Electronic Journal of Differential Equations, Vol. 2021 (2021), No. 91, pp. 1-33.

Title: Existence and blow up in a system of wave equations with nonstandard nonlinearities
       
Authors: Salim A. Messaoudi (Univ. of Sharjah, United Arab Emirates)
         Oulia Bouhoufani (Univ. Batna-2, Algeria)
         Ilhem Hamchi (Univ.

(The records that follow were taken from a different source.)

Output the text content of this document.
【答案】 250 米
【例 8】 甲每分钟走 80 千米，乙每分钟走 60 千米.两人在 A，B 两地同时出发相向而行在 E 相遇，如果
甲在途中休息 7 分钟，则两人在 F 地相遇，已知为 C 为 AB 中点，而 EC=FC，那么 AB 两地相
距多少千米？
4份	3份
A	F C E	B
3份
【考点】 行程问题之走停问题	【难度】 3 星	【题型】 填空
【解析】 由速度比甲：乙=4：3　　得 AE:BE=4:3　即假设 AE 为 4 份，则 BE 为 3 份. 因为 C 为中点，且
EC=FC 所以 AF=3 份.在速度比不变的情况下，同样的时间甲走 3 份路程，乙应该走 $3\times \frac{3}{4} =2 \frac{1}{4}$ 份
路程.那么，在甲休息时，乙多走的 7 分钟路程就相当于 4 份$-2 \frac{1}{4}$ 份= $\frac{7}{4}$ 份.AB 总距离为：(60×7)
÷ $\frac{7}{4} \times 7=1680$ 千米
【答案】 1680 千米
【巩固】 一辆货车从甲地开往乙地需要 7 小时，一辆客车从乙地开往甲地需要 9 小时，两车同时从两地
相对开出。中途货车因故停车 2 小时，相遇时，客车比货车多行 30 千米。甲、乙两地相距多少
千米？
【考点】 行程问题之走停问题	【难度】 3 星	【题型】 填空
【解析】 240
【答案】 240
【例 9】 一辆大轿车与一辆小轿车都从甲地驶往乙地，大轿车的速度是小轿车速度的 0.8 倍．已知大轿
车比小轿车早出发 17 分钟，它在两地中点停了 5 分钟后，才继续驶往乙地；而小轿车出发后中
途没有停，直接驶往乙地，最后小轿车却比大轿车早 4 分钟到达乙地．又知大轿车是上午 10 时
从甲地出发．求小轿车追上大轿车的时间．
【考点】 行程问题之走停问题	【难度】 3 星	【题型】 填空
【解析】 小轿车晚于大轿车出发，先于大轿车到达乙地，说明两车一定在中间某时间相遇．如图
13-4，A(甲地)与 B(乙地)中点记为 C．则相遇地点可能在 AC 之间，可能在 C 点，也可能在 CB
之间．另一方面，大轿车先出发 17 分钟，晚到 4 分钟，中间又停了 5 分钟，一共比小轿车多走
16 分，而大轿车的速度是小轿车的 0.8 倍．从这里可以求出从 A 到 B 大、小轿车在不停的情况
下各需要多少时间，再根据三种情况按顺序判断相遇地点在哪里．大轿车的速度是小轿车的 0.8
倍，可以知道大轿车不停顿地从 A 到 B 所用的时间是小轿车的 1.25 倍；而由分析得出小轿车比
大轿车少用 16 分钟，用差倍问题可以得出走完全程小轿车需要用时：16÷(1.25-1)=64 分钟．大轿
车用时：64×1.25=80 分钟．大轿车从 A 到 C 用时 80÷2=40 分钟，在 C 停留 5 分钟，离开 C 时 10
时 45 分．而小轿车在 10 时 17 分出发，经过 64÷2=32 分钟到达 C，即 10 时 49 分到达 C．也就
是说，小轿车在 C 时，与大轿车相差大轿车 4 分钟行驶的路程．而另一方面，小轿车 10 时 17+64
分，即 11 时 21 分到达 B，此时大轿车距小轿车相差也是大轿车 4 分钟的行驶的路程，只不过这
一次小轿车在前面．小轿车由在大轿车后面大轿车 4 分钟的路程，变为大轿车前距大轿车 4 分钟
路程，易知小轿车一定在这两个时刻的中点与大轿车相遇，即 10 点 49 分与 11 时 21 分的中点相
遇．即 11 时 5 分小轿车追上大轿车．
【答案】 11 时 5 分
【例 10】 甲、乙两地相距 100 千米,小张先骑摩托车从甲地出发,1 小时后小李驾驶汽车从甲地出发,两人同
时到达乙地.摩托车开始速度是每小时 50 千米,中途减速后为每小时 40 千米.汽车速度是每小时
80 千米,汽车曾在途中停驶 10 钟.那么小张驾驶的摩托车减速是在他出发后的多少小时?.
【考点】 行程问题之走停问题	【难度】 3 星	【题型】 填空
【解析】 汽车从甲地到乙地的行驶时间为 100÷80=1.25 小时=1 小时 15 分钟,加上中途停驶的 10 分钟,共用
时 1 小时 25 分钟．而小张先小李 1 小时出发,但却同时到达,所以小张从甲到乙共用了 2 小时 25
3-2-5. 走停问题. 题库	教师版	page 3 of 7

Batna-2, Algeria)
         Mohamed Alahyane (Univ. of Sharjah, United Arab Emirates)

Abstract:
In this article, we consider a coupled system of two nonlinear hyperbolic equations,
where the exponents in the damping and source terms are variables.
First, we prove a theorem of existence and uniqueness of weak solution,
by using the Faedo Galerkin approximations and the Banach fixed oint theorem.
Then, using the energy method, we show that certain solutions with positive initial
energy blow up in finite time.
We also give some numerical applications to illustrate our theoretical results.

Submitted March 16, 2021. Published November 16, 2021.
Math Subject Classifications: 35D30, 35B40, 35B44, 35L70.
Key Words: Hyperbolic system; existence; blow up, variable exponents; nonlinear.